Thank you. We are forever grateful. Thank you very much. Tonight, we are also joined by Pittsburgh survivor Judah Samet. He arrived at the synagogue as the massacre began. But not only did Judah narrowly escape death last fall — more than seven decades ago, he narrowly survived the Nazi concentration camps. Today is Judah’s 81st birthday.

Judah says he can still remember the exact moment, nearly 75 years ago, after 10 months in a concentration camp, when he and his family were put on a train, and told they were going to another camp. Suddenly the train screeched to a halt. A soldier appeared. Judah’s family braced for the worst. Then, his father cried out with joy, “it’s the Americans!”

Thank you. A second holocaust survivor who is here tonight, Joshua Kaufman, was a prisoner at Dachau. He remembers watching through a hole in the wall of a cattle car as American soldiers rolled in with tanks. “To me,” Joshua recalls, “the American soldiers were proof that God exists, and they came down from the sky. They came down from heaven.”

I began this evening by honoring three soldiers who fought on D-day in the second world war. One of them was Herman Zeitchik. But there is more to Herman’s story. A year after he stormed the beaches of Normandy, Herman was one of those American soldiers who helped liberate Dachau.

He was one of the Americans who helped rescue Joshua from that hell on Earth. Almost 75 years later, Herman and Joshua are both together in the gallery tonight — seated side-by-side, here in the home of American freedom. Herman and Joshua, your presence this evening is very much appreciated. Thank you very much.

Thank you. When American soldiers set out beneath the dark skies over the English Channel in the early hours of D-day, 1944, they were just young men of 18 and 19, hurtling on fragile landing craft toward the most momentous battle in the history of war. They did not know if they would survive the hour. They did not know if they would grow old. But they knew that America had to prevail. Their cause was this nation, and generations yet unborn. Why did they do it? They did it for America — they did it for us.

Everything that has come since — our triumph over communism, our giant leaps of science and discovery, our unrivaled progress toward equality and justice — all of it is possible thanks to the blood and tears and courage and vision of the Americans who came before. Think of this Capitol — think of this very chamber, where lawmakers before you voted to end slavery, to build the railroads and the highways, to defeat fascism, to secure civil rights, to face down an evil empire. Here tonight, we have legislators from across this magnificent republic. You have come from the rocky shores of Maine and the volcanic peaks of Hawaii, from the snowy woods of Wisconsin and the red deserts of Arizona, from the green farms of Kentucky and the golden beaches of California. Together, we represent the most extraordinary nation in all of history.

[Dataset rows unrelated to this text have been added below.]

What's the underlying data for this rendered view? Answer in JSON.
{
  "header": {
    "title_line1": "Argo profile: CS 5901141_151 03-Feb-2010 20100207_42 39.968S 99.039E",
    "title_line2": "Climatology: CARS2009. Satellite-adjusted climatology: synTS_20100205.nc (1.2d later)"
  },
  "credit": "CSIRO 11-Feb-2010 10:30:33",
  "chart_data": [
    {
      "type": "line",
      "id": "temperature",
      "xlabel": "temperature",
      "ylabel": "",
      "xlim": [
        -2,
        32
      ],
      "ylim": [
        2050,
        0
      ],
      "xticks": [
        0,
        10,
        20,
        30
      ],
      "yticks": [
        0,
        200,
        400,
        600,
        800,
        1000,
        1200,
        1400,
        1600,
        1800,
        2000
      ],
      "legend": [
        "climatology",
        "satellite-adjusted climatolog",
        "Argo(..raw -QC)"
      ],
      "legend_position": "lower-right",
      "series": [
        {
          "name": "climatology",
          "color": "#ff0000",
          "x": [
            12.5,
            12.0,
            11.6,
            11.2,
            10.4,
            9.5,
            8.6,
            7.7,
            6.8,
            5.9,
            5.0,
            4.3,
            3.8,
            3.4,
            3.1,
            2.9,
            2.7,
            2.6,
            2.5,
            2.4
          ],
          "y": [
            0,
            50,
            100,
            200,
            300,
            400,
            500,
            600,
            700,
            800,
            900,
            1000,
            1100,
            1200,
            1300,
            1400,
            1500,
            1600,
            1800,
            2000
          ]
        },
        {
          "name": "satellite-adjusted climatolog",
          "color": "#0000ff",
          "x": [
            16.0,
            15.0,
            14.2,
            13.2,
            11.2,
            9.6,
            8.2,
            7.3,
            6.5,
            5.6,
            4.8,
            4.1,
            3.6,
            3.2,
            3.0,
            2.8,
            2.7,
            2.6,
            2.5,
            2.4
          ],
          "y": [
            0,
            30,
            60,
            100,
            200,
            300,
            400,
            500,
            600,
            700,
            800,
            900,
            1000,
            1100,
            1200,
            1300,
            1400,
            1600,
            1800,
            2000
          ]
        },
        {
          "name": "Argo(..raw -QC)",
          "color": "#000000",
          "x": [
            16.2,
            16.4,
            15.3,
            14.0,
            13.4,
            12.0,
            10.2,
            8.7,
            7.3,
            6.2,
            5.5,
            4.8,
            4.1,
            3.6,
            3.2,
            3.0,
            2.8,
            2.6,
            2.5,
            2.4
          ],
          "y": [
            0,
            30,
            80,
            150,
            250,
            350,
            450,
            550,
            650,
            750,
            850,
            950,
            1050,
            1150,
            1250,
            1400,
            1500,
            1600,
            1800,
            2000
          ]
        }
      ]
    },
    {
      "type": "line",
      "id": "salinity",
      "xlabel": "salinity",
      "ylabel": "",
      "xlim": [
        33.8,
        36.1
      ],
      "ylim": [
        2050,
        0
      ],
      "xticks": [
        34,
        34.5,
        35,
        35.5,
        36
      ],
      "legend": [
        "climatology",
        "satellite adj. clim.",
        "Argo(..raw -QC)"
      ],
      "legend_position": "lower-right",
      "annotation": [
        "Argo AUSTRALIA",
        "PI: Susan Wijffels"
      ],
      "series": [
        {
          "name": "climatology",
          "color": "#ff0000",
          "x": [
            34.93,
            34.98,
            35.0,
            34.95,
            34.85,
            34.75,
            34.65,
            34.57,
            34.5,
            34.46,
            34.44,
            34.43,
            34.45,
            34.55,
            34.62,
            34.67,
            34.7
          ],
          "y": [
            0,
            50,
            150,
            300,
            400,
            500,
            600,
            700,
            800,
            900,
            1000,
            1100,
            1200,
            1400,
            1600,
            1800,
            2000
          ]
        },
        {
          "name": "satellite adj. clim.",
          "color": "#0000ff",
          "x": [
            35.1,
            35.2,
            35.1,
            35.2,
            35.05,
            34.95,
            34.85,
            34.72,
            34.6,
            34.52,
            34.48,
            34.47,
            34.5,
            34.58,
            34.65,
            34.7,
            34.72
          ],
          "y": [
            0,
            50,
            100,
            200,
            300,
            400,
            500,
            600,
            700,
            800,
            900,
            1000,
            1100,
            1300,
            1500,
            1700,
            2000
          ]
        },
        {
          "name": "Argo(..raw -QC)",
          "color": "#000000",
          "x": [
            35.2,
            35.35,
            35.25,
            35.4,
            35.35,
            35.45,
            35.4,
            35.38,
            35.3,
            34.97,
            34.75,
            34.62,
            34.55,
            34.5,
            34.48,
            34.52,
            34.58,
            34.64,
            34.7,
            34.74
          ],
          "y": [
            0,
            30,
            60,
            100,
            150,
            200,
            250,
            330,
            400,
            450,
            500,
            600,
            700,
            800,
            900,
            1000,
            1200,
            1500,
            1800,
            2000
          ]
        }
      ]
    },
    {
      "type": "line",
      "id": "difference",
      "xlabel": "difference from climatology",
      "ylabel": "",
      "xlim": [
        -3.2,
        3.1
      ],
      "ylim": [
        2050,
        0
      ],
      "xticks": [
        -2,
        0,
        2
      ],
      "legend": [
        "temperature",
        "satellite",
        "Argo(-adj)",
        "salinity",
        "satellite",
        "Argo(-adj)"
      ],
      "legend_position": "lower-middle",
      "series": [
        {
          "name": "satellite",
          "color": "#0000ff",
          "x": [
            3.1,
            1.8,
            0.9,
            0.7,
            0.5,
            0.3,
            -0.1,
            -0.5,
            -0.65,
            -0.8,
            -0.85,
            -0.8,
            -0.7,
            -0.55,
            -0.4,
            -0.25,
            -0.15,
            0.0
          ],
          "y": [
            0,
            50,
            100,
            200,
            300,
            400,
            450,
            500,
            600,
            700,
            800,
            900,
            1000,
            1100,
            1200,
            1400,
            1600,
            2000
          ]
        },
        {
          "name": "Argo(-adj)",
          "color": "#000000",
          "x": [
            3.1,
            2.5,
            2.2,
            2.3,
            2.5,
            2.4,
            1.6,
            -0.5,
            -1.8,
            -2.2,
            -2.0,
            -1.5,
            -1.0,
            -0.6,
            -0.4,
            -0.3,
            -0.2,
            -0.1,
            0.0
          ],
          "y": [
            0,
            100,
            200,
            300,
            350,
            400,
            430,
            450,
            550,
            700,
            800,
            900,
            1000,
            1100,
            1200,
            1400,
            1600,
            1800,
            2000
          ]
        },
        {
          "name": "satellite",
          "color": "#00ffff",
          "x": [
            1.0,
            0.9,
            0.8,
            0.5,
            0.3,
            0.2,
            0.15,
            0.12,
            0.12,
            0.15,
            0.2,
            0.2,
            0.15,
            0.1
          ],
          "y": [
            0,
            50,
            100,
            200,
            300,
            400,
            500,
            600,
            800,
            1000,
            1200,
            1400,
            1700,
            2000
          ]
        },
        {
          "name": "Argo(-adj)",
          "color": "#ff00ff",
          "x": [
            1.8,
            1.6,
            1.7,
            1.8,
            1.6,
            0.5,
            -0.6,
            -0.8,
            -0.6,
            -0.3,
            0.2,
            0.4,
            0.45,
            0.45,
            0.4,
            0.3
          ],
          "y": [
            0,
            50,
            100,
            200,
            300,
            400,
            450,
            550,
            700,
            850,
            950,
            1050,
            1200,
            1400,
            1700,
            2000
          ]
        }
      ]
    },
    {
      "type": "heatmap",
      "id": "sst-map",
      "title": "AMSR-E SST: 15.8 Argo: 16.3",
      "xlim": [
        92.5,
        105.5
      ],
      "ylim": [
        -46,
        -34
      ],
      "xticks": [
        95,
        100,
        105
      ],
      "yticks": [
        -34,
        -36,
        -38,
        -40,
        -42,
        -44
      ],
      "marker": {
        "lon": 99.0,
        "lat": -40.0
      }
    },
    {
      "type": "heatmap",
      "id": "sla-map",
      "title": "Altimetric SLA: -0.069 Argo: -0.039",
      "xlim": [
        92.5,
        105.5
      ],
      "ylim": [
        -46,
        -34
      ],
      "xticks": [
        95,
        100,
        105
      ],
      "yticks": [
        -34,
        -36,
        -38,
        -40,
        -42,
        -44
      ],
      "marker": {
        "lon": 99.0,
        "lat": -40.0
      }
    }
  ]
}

What will we do with this moment? How will we be remembered? I ask the men and women of this Congress, look at the opportunities before us. Our most thrilling achievements are still ahead.

Our most exciting journeys still await. Our biggest victories are still to come. We have not yet begun to dream. We must choose whether we are defined by our differences — or whether we dare to transcend them. We must choose whether we will squander our inheritance — or whether we will proudly declare that we are Americans. We do the incredible. We defy the impossible. We conquer the unknown. This is the time to re-ignite the American imagination. This is the time to search for the tallest summit, and set our sights on the brightest star.

This is the time to rekindle the bonds of love and loyalty and memory that link us together as citizens, as neighbors, as patriots.

This is our future — our fate — and our choice to make. I am asking you to choose greatness. No matter the trials we face, no matter the challenges to come, we must go forward together. We must keep America first in our hearts. We must keep freedom alive in our souls. And we must always keep faith in America’s destiny — that one nation, under God, must be the hope and the promise and the light and the glory among all the nations of the world! Thank you. God bless you, God bless America. Thank you very much.